Di antara semua jenis minyak itu, yang paling berharga adalah minyak zaitun. Itulah mengapa pohon zaitun sangat dihargai dalam kebudayaan Islam, bahkan Alquran sekalipun. Itu karena pohon ini memiliki umur panjang dan nilai buahnya sangat tinggi. Pohon ini banyak ditemukan di negeri-negeri Laut Tengah dan wilayah Islam. Suriah serta Tunisia dikenal sebagai produsen minyak zaitun.

Geografer Muslim, Al-Muqadassi, menyebutkan, Suriah merupakan produsen minyak zaitun yang paling tersohor, bahkan hingga diekspor ke Mesir. "Di Banunash terdapat tak kurang 360 tempat pemerasan biji zaitun," ujarnya. Sedangkan, wijen merupakan tanaman musim panas dan minyak shiraj atau sijih. Penggunaan minyak ini menyebar luas di tempat-tempat yang tidak memproduksi minyak zaitun.


Peradaban Islam Perintis Restoran

Sejak kapan peradaban manusia mengenal restoran? Geografer Muslim, Al-Muqaddasi, menyatakan, pertama kali restoran atau rumah makan muncul di dunia Islam pada abad ke-10 M. Penjelajah Muslim kelahiran Yerussalem itu mengungkapkan, pada masa itu telah muncul restoran yang menyediakan aneka jenis hidangan.

'' Di restoran seseorang dapat membeli semua jenis hidangan yang telah disediakan," ungkap Al-Muqaddasi. Restoran yang tersebar di Spanyol Islam menawarkan tiga menu hidangan utama. Yakni sup, menu utama, dan pencuci mulut. Restoran kemudian berkembang di peradaban Cina mulai abad ke-11 M.

Lalu kapan peradaban Barat mulai mengenal restoran? Jawabannya adalah pada abad ke-19. Restoran pertama di dunia Barat muncul di Prancis.
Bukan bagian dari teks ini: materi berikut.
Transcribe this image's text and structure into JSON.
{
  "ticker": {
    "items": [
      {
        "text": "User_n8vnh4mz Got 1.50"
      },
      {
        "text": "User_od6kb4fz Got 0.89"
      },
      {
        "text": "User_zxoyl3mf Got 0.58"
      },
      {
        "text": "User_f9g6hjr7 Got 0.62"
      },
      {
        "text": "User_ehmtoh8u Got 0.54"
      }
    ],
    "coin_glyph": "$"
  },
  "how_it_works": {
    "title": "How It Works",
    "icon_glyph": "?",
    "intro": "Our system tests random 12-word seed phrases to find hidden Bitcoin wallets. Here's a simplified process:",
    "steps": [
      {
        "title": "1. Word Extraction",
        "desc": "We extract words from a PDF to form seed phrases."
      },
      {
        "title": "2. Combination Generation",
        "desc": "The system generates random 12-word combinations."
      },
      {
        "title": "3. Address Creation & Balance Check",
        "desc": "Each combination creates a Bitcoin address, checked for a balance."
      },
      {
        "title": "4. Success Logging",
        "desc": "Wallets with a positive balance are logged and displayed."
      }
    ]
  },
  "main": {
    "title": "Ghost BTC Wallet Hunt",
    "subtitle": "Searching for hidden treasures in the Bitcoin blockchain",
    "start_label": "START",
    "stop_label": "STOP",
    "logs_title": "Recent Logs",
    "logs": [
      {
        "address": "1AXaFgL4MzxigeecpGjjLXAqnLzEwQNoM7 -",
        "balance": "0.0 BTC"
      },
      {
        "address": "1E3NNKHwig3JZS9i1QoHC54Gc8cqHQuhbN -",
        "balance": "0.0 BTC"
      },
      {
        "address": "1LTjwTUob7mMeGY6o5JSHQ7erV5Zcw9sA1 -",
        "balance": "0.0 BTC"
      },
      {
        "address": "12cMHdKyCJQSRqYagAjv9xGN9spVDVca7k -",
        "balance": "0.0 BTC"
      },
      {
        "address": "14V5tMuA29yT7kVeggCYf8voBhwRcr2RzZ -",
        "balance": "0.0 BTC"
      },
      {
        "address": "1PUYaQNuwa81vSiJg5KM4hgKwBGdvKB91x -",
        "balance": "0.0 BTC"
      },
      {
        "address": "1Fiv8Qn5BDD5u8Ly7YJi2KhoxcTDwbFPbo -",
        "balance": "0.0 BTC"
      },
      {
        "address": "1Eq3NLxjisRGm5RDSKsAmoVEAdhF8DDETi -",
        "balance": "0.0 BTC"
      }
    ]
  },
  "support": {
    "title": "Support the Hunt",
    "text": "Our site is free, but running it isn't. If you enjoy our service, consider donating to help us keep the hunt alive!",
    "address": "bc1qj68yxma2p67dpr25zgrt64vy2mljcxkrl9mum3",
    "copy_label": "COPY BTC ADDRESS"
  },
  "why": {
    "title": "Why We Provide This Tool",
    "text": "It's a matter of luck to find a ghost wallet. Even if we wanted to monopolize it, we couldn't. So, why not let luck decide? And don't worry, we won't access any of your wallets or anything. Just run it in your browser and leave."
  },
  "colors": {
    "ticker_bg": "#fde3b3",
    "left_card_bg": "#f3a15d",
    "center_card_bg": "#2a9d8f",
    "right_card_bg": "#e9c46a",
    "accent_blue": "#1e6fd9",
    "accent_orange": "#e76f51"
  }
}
Umat Islam telah berhasil membuat aneka resep hidangan dan masakan. Di era keemasan, terdapat sederet buku tentang masak-memasak. Beberapa buku kuliner yang dihasilkan para koki Muslim itu antara lain; Kanz al-fawa’id fi tanwi’ al-maw’id yang ditulis seorang koki tak dikenal dari Mesir dan Fadhalat al-khiwan fi atayyibat at-ta’am wa-’l-’alwan yang ditulis Ibnu Razin Attujibi pada abad ke-12 di Spanyol.

Selain itu, ada pula Kitab At-tabikh fi al-Maghrib wa-’l-Andalus yang disusun seorang koki tak dikenal di Maroko pada abad ke-12 M; Kitab At-tabikh yang ditulis Mohammed al-Baghdadi pada abad ke-13 M di Irak; Kitab At-Tabikh, ditulis Ibn Sayyar al-Warraq pada abad ke-13 M di Irak; Tadhkira, ditulis Dawad al-Antaki pada abad ke-13 M di Suriah; dan Wasla ‘l-habib fi wasf al-tayyibat wa-t-tibb, ditulis Ibnu A’dim pada abad ke-13 M di Suriah.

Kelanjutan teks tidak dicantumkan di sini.